Kendall and her team had to use gas masks to painstakingly clean the back, adding a new canvas and an aluminum honeycomb support to the back.

The mural was originally commissioned during the New Deal Era for post offices as part of the Treasury Department’s Section of Painting and Sculpture, later called the Section of Fine Arts.

The program, along with its more
famous counterpart, the Works Progress Administration (WPA), was President Franklin Delano Roosevelt’s way of inspiring Americans to become active members of society, said Rich Vitton, president of the Forest Park Historical Society.

Artists were commissioned to depict our history and our everyday lives, keeping the soul of the nation alive, he said.

Unlike the WPA, however, said Mary Emma Thompson, a researcher of New Deal Art Projects, the section rewarded quality of work, not quantity.

The section, she said, held competitions so that “any artist could apply for the opportunity to paint a mural.”

Winners had their art displayed in larger post offices, and the quality runner-ups were given to smaller post offices, such as the one in Forest Park.

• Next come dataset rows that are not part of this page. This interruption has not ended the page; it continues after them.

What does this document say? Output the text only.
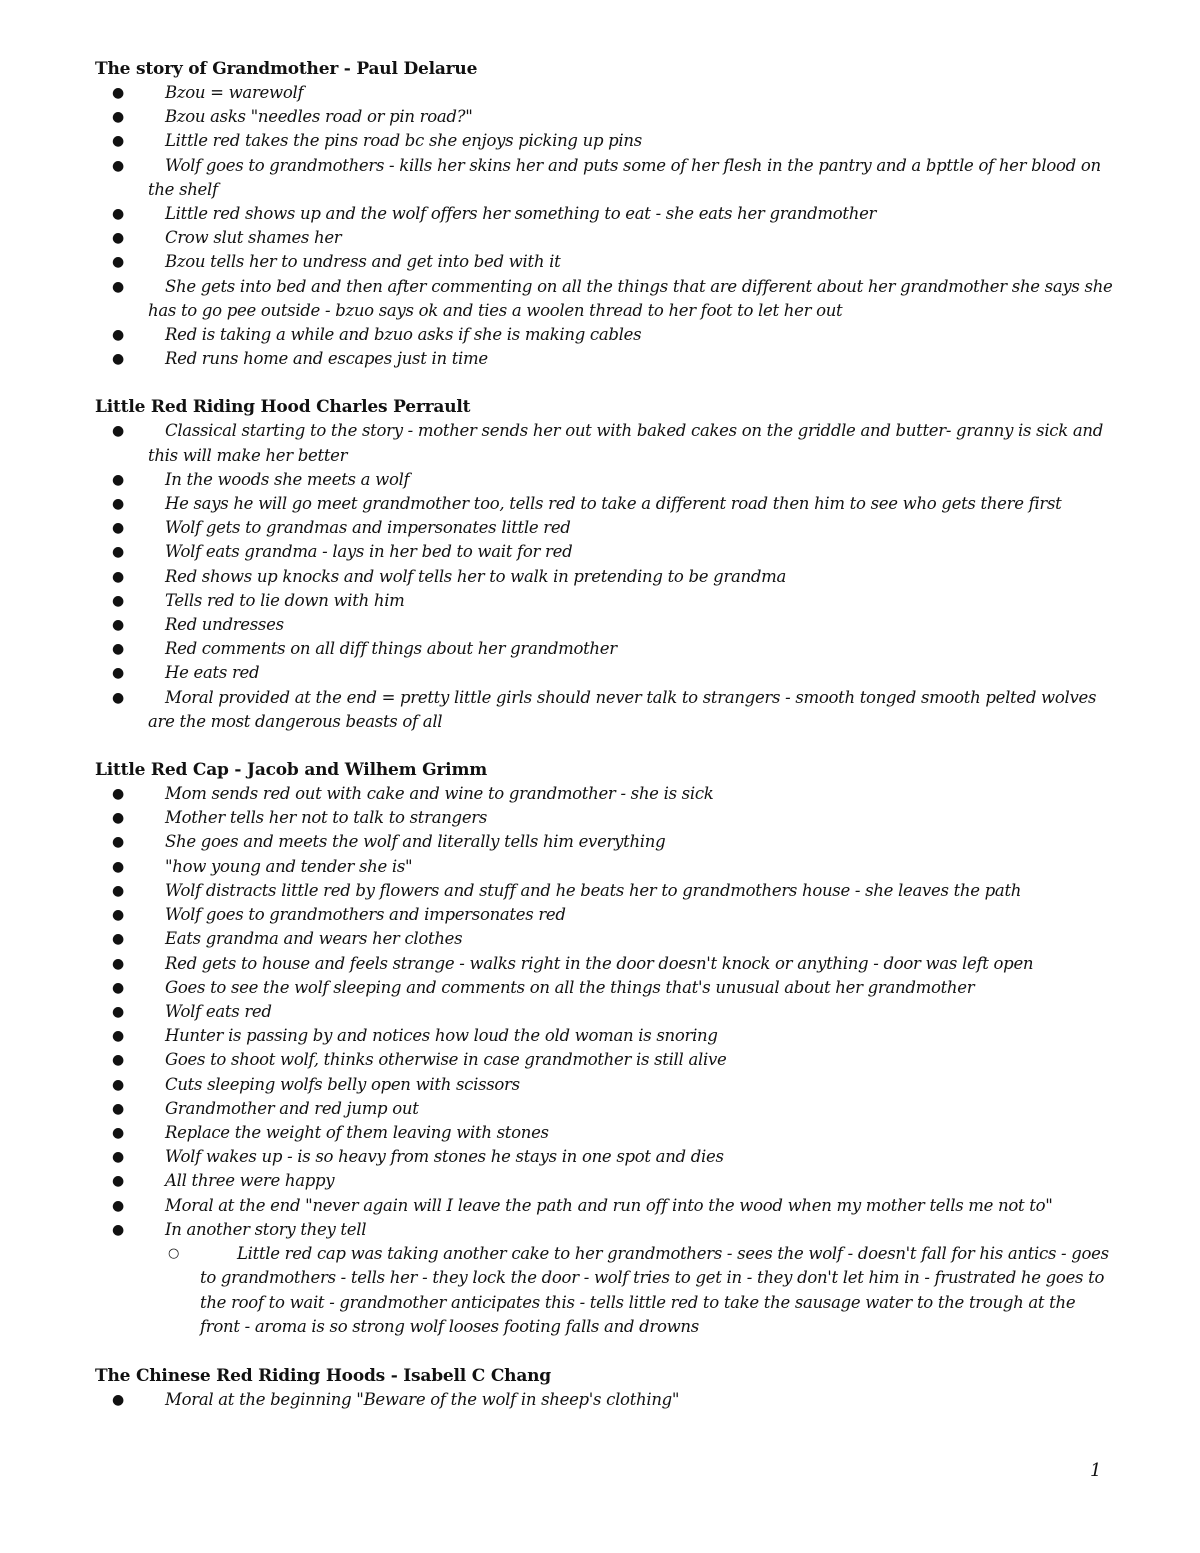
The story of Grandmother - Paul Delarue
● Bzou = warewolf
● Bzou asks "needles road or pin road?"
● Little red takes the pins road bc she enjoys picking up pins
● Wolf goes to grandmothers - kills her skins her and puts some of her flesh in the pantry and a bpttle of her blood on the shelf
● Little red shows up and the wolf offers her something to eat - she eats her grandmother
● Crow slut shames her
● Bzou tells her to undress and get into bed with it
● She gets into bed and then after commenting on all the things that are different about her grandmother she says she has to go pee outside - bzuo says ok and ties a woolen thread to her foot to let her out
● Red is taking a while and bzuo asks if she is making cables
● Red runs home and escapes just in time
Little Red Riding Hood Charles Perrault
● Classical starting to the story - mother sends her out with baked cakes on the griddle and butter- granny is sick and this will make her better
● In the woods she meets a wolf
● He says he will go meet grandmother too, tells red to take a different road then him to see who gets there first
● Wolf gets to grandmas and impersonates little red
● Wolf eats grandma - lays in her bed to wait for red
● Red shows up knocks and wolf tells her to walk in pretending to be grandma
● Tells red to lie down with him
● Red undresses
● Red comments on all diff things about her grandmother
● He eats red
● Moral provided at the end = pretty little girls should never talk to strangers - smooth tonged smooth pelted wolves are the most dangerous beasts of all
Little Red Cap - Jacob and Wilhem Grimm
● Mom sends red out with cake and wine to grandmother - she is sick
● Mother tells her not to talk to strangers
● She goes and meets the wolf and literally tells him everything
● "how young and tender she is"
● Wolf distracts little red by flowers and stuff and he beats her to grandmothers house - she leaves the path
● Wolf goes to grandmothers and impersonates red
● Eats grandma and wears her clothes
● Red gets to house and feels strange - walks right in the door doesn't knock or anything - door was left open
● Goes to see the wolf sleeping and comments on all the things that's unusual about her grandmother
● Wolf eats red
● Hunter is passing by and notices how loud the old woman is snoring
● Goes to shoot wolf, thinks otherwise in case grandmother is still alive
● Cuts sleeping wolfs belly open with scissors
● Grandmother and red jump out
● Replace the weight of them leaving with stones
● Wolf wakes up - is so heavy from stones he stays in one spot and dies
● All three were happy
● Moral at the end "never again will I leave the path and run off into the wood when my mother tells me not to"
● In another story they tell
○	Little red cap was taking another cake to her grandmothers - sees the wolf - doesn't fall for his antics - goes to grandmothers - tells her - they lock the door - wolf tries to get in - they don't let him in - frustrated he goes to the roof to wait - grandmother anticipates this - tells little red to take the sausage water to the trough at the front - aroma is so strong wolf looses footing falls and drowns
The Chinese Red Riding Hoods - Isabell C Chang
● Moral at the beginning "Beware of the wolf in sheep's clothing"
1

In addition, “One percent of all funds appropriated for a new federal building went to put art in the building,” she said.

Almost 100 pieces of art commissioned during the New Deal Era for post offices across the country are missing, said Gail Stollenwerk, a Real Estate Preservation Specialist with the U.S. Post Office. They have been sold to private persons, painted over, or forgotten. Friday, one of the missing was returned to Forest Park.